On the Driving Force of the Excited-State Proton Shuttle
in the Green Fluorescent Protein: A Time-Dependent Density Functional
Theory (TD-DFT) Study of the Intrinsic Reaction Path
posted on 2016-08-29, 00:00authored byAlessio Petrone, Paola Cimino, Greta Donati, Hrant
P. Hratchian, Michael J. Frisch, Nadia Rega
We
simulated the intrinsic reaction path of the Green Fluorescent
Protein (GFP) proton shuttle in both the ground state (S0) and first singlet excited state (S1), accounting for
the main energetic and steric effects of the protein in a convenient
model including the chromophore, the crystallographic water, and the
residues directly involved in the proton transfer event.
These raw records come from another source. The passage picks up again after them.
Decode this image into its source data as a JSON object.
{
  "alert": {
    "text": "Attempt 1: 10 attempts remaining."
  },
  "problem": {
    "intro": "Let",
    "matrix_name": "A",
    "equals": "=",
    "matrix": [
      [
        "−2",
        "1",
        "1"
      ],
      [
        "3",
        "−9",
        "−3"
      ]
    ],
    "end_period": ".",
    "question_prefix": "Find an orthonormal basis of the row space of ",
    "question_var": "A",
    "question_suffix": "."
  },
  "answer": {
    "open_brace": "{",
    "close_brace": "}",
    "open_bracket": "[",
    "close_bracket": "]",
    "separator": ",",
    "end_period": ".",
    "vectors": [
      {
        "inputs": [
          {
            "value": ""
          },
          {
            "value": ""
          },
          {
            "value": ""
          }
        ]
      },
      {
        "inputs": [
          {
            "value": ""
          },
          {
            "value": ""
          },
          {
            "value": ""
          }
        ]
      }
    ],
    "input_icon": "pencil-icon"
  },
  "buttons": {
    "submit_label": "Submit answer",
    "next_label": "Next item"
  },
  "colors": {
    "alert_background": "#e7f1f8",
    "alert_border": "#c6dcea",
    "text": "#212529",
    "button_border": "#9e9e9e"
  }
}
We adopted
density functional theory (DFT) and time-dependent density functional
theory (TD-DFT) levels to define the potential energy surfaces of
the two electronic states, and we compared results obtained by the
Damped Velocity Verlet and the Hessian-based Predictor–Corrector
integrators of the intrinsic reaction coordinate, which gave a comparable
and consistent picture of the mechanism. We show that, at S1, the GFP proton transfer becomes favored, with respect to S0, as suggested by the experimental evidence. As an important
finding, this change is strictly related to the rearrangement of the
hydrogen bond network composing the reaction path, which, in S1, relaxes to a tighter and planar configuration, as a consequence
of the photoinduced relaxation in the GFP chromophore structure, thus
prompting more effectively for the proton shuttle. Therefore, we give
an unprecedented direct proof of the key role played by the photoinduced
structural relaxation of the GFP on the chromophore photoacidity,
validating, in particular, the hypothesis of Fang and co-workers [Nature2009, 462, 200].